Titolo della tesi: Interpretable Machine Learning: Leveraging SVMs to construct Optimal Decision Trees
In recent years, with the widespread use of machine learning (ML) methods in real-world applications, there has been growing attention to interpretable ML models that can give explanatory insights into their decision-making process. Thanks to their interpretability, Decision Trees are one of the most widely used Supervised ML tools for classification tasks. Due to the remarkable advances over the last thirty years in mixed integer programming, various approaches have been proposed to formulate the problem of training an Optimal Classification Tree (OCT) as a mixed-integer model.
As a first contribution, we present a novel mixed integer quadratic programming (MIQP) formulation for the OCT problem, which exploits the generalization capabilities of Support Vector Machines (SVMs) for binary classification. The proposed model, denoted as Margin Optimal Classification Tree (MARGOT), defines the decision rules of the tree as maximum margin multivariate hyperplanes following the soft SVM approach along the binary tree structure. MARGOT has been evaluated on benchmark datasets from the UCI repository against state-of-the-art OCT approaches. The MARGOT formulation turns out to be easier to solve than other OCT methods, and the generated tree better generalizes on new observations.

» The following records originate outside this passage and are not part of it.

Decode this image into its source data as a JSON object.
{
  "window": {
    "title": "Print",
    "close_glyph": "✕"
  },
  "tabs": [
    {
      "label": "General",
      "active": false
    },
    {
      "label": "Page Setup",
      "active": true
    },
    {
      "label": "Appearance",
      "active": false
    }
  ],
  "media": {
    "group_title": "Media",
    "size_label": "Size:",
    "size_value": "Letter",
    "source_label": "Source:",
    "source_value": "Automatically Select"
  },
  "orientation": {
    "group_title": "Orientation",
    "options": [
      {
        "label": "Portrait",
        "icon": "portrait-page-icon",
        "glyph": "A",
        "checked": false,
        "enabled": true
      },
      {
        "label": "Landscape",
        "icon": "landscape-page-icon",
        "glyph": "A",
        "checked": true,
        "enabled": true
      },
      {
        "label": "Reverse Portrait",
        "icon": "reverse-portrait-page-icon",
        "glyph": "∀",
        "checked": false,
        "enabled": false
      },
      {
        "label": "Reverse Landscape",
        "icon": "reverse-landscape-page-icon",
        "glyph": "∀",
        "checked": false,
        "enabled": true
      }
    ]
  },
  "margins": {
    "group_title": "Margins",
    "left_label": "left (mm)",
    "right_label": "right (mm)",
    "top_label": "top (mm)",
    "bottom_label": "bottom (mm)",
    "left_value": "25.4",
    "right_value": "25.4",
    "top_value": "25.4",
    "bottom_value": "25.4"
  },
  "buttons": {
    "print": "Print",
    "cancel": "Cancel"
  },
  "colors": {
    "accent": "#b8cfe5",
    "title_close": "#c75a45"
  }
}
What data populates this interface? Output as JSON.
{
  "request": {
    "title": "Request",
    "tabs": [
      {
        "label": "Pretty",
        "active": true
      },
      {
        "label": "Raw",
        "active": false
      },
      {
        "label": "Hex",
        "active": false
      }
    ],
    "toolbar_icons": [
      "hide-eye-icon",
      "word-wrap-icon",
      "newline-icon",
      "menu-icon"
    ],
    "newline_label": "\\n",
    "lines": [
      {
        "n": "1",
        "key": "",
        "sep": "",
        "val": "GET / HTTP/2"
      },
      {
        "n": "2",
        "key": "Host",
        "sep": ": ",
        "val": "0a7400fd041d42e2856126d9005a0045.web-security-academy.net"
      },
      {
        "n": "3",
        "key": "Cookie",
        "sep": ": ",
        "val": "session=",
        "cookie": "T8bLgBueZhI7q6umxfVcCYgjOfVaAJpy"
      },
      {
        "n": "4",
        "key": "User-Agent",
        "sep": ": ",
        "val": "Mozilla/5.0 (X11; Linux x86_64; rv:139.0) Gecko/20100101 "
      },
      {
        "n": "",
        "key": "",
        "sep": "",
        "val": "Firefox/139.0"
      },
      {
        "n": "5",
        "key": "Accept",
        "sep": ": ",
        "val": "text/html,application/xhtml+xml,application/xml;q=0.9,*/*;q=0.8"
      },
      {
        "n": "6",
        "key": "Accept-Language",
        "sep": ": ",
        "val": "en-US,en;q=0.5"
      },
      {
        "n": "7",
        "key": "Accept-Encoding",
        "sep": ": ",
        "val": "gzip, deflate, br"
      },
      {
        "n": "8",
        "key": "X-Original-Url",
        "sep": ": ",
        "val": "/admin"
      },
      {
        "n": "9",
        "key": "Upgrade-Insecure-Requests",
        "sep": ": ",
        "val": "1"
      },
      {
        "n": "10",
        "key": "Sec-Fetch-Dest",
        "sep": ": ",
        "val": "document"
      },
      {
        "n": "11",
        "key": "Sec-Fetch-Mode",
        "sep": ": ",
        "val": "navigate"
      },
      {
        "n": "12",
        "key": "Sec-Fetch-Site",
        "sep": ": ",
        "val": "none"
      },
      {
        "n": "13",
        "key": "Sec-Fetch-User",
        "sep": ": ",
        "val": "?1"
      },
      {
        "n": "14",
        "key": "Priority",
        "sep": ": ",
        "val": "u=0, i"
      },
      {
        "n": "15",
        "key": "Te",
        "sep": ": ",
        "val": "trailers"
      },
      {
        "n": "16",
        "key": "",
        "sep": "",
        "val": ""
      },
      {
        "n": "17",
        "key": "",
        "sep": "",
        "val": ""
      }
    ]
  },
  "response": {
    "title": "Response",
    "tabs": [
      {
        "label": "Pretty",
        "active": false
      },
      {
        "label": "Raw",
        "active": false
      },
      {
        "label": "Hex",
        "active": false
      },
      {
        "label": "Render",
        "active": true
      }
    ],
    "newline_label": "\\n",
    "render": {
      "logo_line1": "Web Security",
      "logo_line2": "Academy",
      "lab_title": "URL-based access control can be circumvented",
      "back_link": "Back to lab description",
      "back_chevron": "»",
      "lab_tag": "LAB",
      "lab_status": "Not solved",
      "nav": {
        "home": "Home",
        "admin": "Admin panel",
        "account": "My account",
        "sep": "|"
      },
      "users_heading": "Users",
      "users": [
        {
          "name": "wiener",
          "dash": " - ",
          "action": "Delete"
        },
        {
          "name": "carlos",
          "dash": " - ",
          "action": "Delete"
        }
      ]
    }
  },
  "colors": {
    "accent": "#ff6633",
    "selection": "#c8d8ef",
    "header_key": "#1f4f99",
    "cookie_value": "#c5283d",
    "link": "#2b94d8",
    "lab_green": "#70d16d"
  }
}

To enhance the interpretability of our method, we analyze two alternative versions of MARGOT, which include feature selection techniques inducing sparsity of the hyperplanes’ coefficients. The two interpretable versions effectively select the most relevant features, maintaining good prediction quality.
Along this research line, we propose a variant of MARGOT, referred to as the Hard Margin Optimal Classification Tree (MARGOThard), which employs margin-based hyperplane splits across the nodes of the tree relying on either the hard or the soft SVM paradigm. Following the approach adopted for MARGOT, we developed a feature selection embedded version that promotes the local sparsity of the decision rules. To assess the main differences between the two margin optimal tree formulations, we provide a comprehensive set of results comparing MARGOT and MARGOThard, which show that both methods represent valid approaches for learning robust classifiers. Further, for all the proposed optimization problems, we developed ad-hoc heuristic algorithms to efficiently produce a feasible solution that can be used as a warm start for the optimization procedure.
Lastly, driven by the fact that the margin optimal tree models exhibit a particular decomposable structure, we lay the foundations for a future research line, whose final aim is to develop a tailored decomposition algorithm that leverages the SVM nature of the proposed problems. Along this direction, we propose an initial version of a Benders-like method to handle the simpler case of margin optimal trees, based on ℓ1-SVMs, that can be formulated as mixed-integer linear programs. This early-stage work offers insights into the design of a general decomposition procedure for the problem and paves the way for devising an ad-hoc algorithm for the MIQP-based versions of margin optimal trees.